A first-ever federal nanoscale chemical rule will require manufacturers and companies that import or process nanomaterials, now and in the future, to report certain information to the EPA.
The rule, finalized yesterday, defines reportable chemical substances as those that are:
- solids at 25 degrees Celsius at standard atmospheric pressure;
- manufactured or processed in a form where any particles, including aggregates and agglomerates, are between 1 and 100 nanometers (nm) in at least one dimension; and
- manufactured or processed to exhibit one or more unique and novel property.
The rule does not apply to chemical substances manufactured or processed in forms that contain less than 1 percent by weight of any particles between 1 and 100nm.

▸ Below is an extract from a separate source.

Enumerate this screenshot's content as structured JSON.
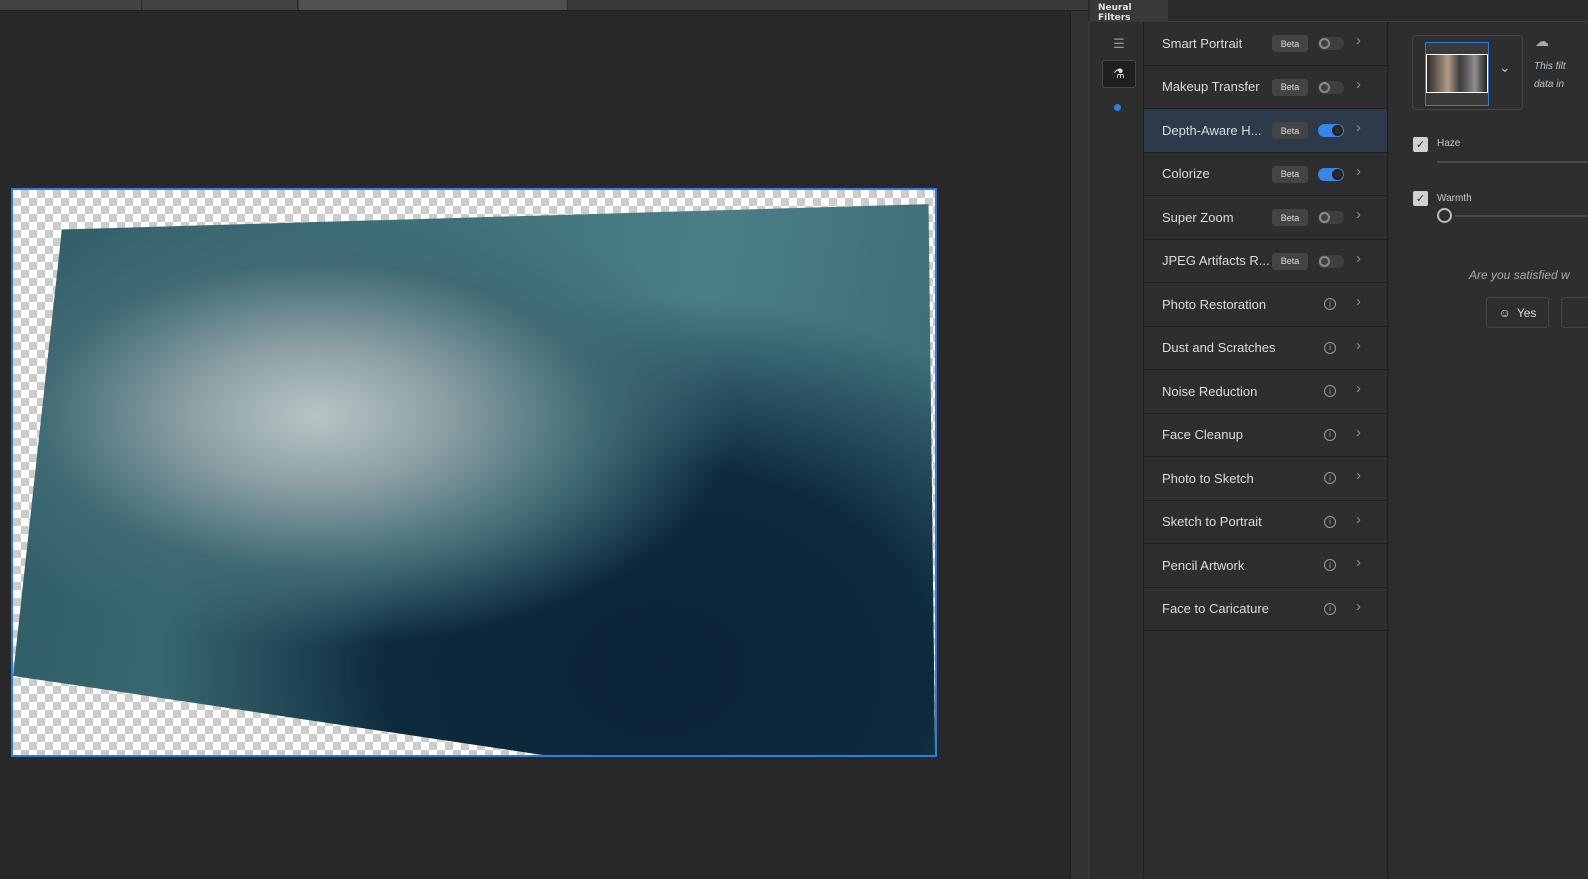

It also imposes one-time reporting and recordkeeping requirements on nanoscale chemical substances. It requires companies to notify the EPA of:
- specific chemical identity;
- production volume;
- methods of manufacture; processing, use, exposure, and release information; and,
- available health and safety data.
Companies also must keep records of this information for three years.
The agency says it will use the information gathered to determine if any further action under the Toxic Substances Control Act, including additional information collection, is needed. It expects the new rule to cost companies about $27.79 million in total in the first year and $3.09 million in subsequent years, requiring about 360,000 in the first year and 40,100 hours thereafter. The agency notes that this is a conservative estimate.
Attorney James Votaw, an environmental partner at Manatt, Phelps & Phillips, said the final rule, six years in the making, is controversial because the EPA’ s 2015 proposal was criticized by industry as being too broad in its coverage and stigmatizing nanoscale materials.
“Industry asked EPA to reopen the dialog on the proposal to resolve these and other issues,” Votaw said in an email. “EPA declined. The final rule addresses some of those concerns, but has created new ones, in part because EPA has included wholly new terms in the final rule that were not subject to prior public review and comment and which in some cases are flawed or unworkable and which may be the basis for legal challenges.”